There were two set-ups in the room so two surgeries could be happening at the same time, one of them was even a training microscope so during the brief bits of down time when we weren’t fetching stuff or telling patients to lie still we would take turns watching the surgery. Here’s a little rundown:
  1. “Block” eye with injection so they can’t feel anything or see anything or move their eye. 
  2. Insert speculum to keep their eye open 
  3. Sew a thread through the white of the eye that you can then clip to the eyebrow to keep the eye from moving around as you work on it. 
  4. Burn stuff so their eyes don’t bleed 
  5. Make a longer cut along the top of the iris and a tiny one on the outside 
  6. Stick in the pointy thing and wiggle until you can see the cataract spin in a full circle – careful not to rip the bag! 
  7. Use the squirty loop thing to pull out the cataract, which is basically a foggy lens. 
  8. Make sure all the little foggy chunks are out. 
  9. Insert new lens implant 
  10. Make sure the eyeball is fully inflated and the implant stays where it is meant to be. 
  11. Add liquid that seals the holes you cut in 
  12. Take everything off/out and put a patch over the eye (unfortunately not of the pirate variety) 
That’s it! All done! Hopefully you can see tomorrow when we take the patch off. Most people were thanking us before they even got off the operating table, it was really cute; for many of them though it was their only chance to see again.

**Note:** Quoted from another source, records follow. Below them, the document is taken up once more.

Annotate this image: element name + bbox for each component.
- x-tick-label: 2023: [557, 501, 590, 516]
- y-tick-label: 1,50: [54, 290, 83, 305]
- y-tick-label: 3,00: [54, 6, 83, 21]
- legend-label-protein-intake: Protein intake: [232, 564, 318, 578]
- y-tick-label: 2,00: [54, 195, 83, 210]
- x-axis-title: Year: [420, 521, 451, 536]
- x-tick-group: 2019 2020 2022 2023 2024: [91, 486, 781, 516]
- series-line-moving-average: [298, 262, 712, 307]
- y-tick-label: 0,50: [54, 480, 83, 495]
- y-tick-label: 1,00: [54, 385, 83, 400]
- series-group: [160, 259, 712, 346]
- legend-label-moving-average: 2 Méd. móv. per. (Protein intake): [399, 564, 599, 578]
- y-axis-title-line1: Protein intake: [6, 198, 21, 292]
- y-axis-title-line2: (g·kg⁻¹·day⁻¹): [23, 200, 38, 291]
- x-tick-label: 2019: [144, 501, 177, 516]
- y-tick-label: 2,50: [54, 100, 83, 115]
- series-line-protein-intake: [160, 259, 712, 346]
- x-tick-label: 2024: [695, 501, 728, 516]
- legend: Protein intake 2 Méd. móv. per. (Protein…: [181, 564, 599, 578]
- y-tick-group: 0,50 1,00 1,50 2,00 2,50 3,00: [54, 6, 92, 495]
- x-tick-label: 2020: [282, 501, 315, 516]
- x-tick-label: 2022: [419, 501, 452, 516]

By the end of the two weeks 185 cataracts were removed thanks to the Right to Sight and Health people. The last two were relatively noteworthy in that on the last day the American doctors were doing surgery – they stayed another day to do all the follow ups and pack their equipment – it turned out that there were two women waiting for surgery that couldn’t get it… for reasons that amounted to mistakes on our part. With that in mind a group of Peace Corps Volunteers set themselves to the task of convincing / guilting the Senegalese surgeon into doing the two surgeries on Friday so the Right to Sight people would still cover part of it with their money. By the time I finished helping with the last surgery they had been successful! From what I hear it was kind of a sneak attack where he was basically left no choice but to agree to doing the surgeries without being a HUGE jerk.
For the literate and illiterate

Speaking of this Senegalese surgeon… so the American doctors taught him this new surgery technique for cataract removal. By the end of the two weeks he was a master, moving faster and (according to the American doctors) with better results than his trainers. One of the Americans was so impresses that she wanted to make sure to watch him do a few surgeries to see if she could learn anything from him! I found the whole thing really impressive.

All in all it was a really good week, a good reenergizing that I was in desperate need of. There was the added bonus of getting to see friends that I hadn’t seen in a really long time all week, and get to know a few more. Then, back to Gou, and time to explain myself to my village.